Thursday, August 18, 2011

31,536,000 Seconds

They all add up. Every second counts.

This past week, I hit the 31,536,000 second mark in my lifetime.

It's been a rough summer here. Some of you know a little more on that than others. The Reader's Digest version is that between fun times at the lake and a terrific vacation in the Carolinas, my world went a little haywire.

In addition to managing my health issues and concern about Gyppy (who is doing well, by the way), I returned from vacation and one week later, 10 of my colleagues, friends and partners in broadcasting were laid off. Budget. Had to be done. It could have been any of us. And the thing is, we all get that. Except that is little comfort.

Good grief, they are more stoic than I am. The Survivor's Guilt has worn me down. But then, knowing something was imminent was equally anxiety-producing. Without going into more detail, my heart aches for each and every one of them, but in particular those who have families requiring medical attention, kids in college, or are simply of an age where finding a new job is hard.

(In fact, may I recommend an outstanding post by Dr. Kathy McCoy on retirement and rehiring when you've hit the boomer years.)

What mask do you wear?

Happy Girl? Miss We'll Get Through It?

After this week, I just want to turn my head, look away, so I can't see the pain and they can't see it reflected in me.

Amidst all this, I turned 60. Now, the logical part of me does not see this as old. I know the most extraordinary 60-and-70-and-80-something people in the world. They inspire me. Sixty may not be the new 40, but it isn't a death sentence.

Yet, I've been having a really hard time with this one. Maybe it was the lead-in, with the extreme stress and the litany of deep concerns. But I'm sure it's in part because you realize that if you make a continuum of years, even if you expect a long life (and I have bad genes in that pool), the marker clearly shows more space on one end than the other. Lop off a few years for the slow-down -- well, it means there is a lot of living to cram into that space.

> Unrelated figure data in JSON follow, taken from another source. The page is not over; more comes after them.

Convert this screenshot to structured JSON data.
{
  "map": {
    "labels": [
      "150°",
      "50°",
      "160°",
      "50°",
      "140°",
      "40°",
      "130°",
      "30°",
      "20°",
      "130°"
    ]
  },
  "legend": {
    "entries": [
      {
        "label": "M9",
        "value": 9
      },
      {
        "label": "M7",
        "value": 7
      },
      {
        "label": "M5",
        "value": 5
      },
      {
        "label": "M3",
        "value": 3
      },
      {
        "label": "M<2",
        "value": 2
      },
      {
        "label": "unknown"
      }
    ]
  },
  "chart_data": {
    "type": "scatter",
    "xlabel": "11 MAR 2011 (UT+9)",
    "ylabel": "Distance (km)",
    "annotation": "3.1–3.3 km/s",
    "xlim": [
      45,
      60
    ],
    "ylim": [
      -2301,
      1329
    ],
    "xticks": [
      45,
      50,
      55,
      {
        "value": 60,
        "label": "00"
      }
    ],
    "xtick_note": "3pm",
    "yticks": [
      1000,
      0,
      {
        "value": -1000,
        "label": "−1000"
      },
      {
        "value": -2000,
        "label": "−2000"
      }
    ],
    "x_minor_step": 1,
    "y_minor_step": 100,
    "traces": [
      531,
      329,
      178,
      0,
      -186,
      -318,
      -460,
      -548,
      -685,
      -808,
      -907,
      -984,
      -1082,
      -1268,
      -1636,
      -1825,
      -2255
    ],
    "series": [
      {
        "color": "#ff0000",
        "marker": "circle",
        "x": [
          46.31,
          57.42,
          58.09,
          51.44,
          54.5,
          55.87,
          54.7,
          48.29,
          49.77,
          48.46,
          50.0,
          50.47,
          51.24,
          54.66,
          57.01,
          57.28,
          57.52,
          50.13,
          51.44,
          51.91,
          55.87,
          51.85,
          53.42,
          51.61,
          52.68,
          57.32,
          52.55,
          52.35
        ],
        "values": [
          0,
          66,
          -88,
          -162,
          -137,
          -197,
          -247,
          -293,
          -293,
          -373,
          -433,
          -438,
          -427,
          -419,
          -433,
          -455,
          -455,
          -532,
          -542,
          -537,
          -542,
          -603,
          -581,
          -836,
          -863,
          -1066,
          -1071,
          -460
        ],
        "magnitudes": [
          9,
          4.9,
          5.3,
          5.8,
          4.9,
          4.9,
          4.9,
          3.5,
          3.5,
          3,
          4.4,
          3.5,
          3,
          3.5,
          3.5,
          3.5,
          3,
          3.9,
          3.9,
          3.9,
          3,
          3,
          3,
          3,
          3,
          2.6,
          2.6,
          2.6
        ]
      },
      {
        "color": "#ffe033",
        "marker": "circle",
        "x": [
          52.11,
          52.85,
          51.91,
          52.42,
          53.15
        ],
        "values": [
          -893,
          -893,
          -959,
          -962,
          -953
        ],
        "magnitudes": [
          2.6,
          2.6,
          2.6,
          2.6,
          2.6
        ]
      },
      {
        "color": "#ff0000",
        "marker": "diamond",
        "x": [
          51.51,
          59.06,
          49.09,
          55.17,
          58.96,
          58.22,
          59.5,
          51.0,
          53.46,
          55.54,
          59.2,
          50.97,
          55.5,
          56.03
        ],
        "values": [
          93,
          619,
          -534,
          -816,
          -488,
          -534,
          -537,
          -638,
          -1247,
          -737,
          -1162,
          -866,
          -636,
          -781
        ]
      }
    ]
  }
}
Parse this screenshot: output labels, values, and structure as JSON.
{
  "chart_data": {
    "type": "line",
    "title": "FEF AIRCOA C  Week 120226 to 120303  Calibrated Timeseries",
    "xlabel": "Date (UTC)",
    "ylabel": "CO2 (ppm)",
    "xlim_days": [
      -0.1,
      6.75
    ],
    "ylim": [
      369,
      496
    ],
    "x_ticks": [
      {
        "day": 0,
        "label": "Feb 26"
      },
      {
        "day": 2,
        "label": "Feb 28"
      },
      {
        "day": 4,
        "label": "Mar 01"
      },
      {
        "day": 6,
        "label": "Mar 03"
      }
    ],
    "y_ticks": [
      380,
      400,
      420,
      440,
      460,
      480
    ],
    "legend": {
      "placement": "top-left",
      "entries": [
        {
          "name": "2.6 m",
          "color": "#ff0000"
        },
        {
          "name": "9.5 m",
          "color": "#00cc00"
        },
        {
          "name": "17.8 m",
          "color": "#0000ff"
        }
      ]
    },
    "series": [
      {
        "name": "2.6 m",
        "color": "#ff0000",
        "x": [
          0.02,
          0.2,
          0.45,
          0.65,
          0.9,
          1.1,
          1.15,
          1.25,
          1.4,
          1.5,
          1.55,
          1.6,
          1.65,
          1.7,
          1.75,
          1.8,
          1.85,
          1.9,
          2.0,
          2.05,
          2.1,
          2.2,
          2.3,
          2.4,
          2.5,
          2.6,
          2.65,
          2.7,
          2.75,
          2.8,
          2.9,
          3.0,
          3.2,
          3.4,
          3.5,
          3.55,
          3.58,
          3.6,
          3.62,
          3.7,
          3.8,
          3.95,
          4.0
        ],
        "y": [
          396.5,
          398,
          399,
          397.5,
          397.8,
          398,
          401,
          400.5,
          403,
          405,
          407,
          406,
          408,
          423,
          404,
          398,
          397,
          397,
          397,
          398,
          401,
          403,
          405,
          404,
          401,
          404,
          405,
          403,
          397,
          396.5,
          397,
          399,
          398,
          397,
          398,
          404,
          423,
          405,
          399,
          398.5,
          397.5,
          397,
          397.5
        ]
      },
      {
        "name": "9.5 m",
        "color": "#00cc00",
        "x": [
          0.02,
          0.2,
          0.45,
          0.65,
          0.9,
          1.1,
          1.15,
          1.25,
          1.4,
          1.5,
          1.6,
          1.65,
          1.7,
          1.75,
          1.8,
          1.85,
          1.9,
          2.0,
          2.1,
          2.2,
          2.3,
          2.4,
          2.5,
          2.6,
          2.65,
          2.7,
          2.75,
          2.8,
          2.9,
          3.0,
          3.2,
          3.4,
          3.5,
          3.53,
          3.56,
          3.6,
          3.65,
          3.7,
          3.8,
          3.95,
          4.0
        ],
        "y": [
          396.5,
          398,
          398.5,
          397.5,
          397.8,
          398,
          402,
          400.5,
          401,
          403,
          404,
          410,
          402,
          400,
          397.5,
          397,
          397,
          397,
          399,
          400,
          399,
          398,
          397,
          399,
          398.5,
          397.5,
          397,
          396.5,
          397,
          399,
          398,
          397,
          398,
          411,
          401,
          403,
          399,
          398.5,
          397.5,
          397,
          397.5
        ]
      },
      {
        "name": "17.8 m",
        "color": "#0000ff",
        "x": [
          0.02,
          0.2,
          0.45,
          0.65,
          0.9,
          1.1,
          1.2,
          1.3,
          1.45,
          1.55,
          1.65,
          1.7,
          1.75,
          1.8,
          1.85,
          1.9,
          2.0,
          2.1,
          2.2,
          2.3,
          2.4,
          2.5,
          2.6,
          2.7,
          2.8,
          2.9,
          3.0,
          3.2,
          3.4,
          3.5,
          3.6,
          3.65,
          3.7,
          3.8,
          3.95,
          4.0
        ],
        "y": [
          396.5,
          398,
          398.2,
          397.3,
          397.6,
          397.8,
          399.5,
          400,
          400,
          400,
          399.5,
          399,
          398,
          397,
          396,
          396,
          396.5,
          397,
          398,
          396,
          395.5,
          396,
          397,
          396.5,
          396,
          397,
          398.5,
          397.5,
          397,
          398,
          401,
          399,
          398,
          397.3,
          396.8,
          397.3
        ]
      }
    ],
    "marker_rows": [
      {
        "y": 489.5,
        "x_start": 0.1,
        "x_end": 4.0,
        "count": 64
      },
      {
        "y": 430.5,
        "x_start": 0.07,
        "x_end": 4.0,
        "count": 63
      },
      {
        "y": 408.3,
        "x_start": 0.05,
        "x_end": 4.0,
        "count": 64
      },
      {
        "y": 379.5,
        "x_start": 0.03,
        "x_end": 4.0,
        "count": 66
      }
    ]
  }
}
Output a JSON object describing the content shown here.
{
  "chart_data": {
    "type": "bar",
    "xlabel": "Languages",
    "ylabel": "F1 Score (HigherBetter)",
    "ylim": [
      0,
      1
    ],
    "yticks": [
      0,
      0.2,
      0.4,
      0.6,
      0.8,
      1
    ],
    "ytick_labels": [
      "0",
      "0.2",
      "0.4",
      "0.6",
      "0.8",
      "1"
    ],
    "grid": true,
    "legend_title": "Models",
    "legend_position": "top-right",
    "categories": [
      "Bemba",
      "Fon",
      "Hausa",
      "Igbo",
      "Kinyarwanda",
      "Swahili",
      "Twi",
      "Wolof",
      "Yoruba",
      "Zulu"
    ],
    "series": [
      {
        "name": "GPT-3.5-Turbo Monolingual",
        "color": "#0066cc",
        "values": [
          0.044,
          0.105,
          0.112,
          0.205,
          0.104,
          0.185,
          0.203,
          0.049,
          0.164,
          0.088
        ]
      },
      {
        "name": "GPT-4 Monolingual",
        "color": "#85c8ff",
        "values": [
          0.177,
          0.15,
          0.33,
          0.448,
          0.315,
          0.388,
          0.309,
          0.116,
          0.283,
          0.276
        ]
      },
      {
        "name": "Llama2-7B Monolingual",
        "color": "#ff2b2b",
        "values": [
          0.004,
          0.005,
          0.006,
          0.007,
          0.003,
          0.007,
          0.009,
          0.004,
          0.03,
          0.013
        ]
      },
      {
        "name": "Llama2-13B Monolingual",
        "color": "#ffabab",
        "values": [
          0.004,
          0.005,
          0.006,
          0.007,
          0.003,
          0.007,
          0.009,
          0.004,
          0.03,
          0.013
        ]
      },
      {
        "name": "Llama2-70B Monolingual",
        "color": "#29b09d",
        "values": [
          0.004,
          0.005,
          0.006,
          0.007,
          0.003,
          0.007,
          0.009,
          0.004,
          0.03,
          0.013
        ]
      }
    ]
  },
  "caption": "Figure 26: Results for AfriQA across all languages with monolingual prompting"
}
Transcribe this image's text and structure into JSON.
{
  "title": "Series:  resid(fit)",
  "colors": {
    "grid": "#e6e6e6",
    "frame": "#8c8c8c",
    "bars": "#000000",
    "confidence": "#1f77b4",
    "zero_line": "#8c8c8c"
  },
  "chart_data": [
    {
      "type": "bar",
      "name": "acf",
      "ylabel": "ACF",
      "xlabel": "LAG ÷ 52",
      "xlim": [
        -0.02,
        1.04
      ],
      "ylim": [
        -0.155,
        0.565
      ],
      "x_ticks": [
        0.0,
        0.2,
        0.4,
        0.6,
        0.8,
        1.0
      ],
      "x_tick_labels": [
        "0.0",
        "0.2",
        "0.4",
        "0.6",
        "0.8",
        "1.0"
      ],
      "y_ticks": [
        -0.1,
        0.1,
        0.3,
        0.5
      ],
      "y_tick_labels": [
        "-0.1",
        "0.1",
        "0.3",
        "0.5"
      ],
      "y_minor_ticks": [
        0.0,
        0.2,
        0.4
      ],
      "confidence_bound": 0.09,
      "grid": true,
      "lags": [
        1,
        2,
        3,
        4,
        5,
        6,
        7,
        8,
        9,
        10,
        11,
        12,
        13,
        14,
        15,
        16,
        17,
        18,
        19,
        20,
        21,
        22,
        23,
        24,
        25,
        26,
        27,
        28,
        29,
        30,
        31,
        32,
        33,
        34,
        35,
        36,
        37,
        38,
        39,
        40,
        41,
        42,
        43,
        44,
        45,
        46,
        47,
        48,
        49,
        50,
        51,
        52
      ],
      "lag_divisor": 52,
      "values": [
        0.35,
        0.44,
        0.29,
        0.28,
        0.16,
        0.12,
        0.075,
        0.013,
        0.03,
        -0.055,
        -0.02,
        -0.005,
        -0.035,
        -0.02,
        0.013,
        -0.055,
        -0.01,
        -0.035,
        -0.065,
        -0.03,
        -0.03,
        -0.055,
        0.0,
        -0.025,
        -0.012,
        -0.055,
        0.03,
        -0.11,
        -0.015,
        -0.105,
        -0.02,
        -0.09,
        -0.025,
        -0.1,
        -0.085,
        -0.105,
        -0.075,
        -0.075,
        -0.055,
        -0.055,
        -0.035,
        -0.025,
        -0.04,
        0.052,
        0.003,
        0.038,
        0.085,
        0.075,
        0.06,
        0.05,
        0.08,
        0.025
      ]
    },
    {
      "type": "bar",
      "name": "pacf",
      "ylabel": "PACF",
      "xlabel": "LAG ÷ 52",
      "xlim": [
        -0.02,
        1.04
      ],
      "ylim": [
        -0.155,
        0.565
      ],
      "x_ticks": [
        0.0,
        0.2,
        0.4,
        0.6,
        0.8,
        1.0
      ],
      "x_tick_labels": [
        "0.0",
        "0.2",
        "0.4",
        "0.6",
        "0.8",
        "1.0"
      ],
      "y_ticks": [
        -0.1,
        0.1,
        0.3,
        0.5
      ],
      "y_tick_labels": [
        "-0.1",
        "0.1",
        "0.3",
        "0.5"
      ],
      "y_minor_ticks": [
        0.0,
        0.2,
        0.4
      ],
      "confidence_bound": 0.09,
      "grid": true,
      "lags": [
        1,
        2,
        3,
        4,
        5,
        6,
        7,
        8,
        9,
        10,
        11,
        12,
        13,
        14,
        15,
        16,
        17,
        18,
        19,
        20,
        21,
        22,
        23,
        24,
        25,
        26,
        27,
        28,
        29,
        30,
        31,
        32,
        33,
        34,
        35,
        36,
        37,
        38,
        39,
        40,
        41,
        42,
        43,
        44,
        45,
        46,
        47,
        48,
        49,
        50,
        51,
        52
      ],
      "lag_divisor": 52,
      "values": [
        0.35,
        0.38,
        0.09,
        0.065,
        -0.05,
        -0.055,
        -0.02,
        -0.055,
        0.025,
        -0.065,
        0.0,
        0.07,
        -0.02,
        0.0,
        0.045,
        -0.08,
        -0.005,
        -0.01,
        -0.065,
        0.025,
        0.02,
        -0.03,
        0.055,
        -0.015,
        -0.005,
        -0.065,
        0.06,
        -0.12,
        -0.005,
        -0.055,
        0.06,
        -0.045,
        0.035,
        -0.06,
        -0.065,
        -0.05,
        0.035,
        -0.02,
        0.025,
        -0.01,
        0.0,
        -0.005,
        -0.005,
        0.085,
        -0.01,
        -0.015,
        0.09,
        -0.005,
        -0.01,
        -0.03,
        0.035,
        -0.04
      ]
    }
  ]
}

My cousins started the ball rolling with an early celebration in Cleveland, where we stopped on the way to SC.

Cousin Mark's girlfriend Jaime made an incredible cake, Duff-worthy!

The entire family was there and they serenaded me to a series of birthday songs, "Happy Birthday," "Jolly Good Fellow," "The Gang's All Here" and "Roll Out the Barrell" -- my first time ever for the birthday songs live!

There was food, presents, fun -- but most of all, lots of love. And spending time with the cousins who are more like a brother and sisters to me.

As we spoke about my birthday in the weeks leading up to it, Rick said, "What do you want? A party?" I said, "No. I'm too tired and can't handle one. Just a quiet dinner. Let's go see 'The Help.'"

So, he set a table on the patio on a warm summer night, and we had the best wine ever! A 2006 Morgaux Grand Cru Classe, Cafe Tertre, delicious red. (Highly recommended!).

We had a delicious dinner and then, about dessert time, I noticed that a huge group of my friends had gathered. (They're sneaky devils -- I didn't even hear them come in!)

Surprised? You bet! Happy -- yes. By then, I was so happy, I was glad to share this day.

Somehow, Rick managed to pull in friends from so many of my walks of life. If they were in his address book, he found them! He did such a good job, but most of all, I was touched by his kindness and thoughtfulness.

We won't talk about the days after when I got awfully sick! Because even as I was laying in bed with chills, I thought, "I am the luckiest person in the world."

I am beginning to make my way around the Blog World, catching up with you. I've found it interesting that so many posts seem to be relevant to what I've been experiencing emotionally these days, and I've found great strength. Thank you. Thank you so very, very much.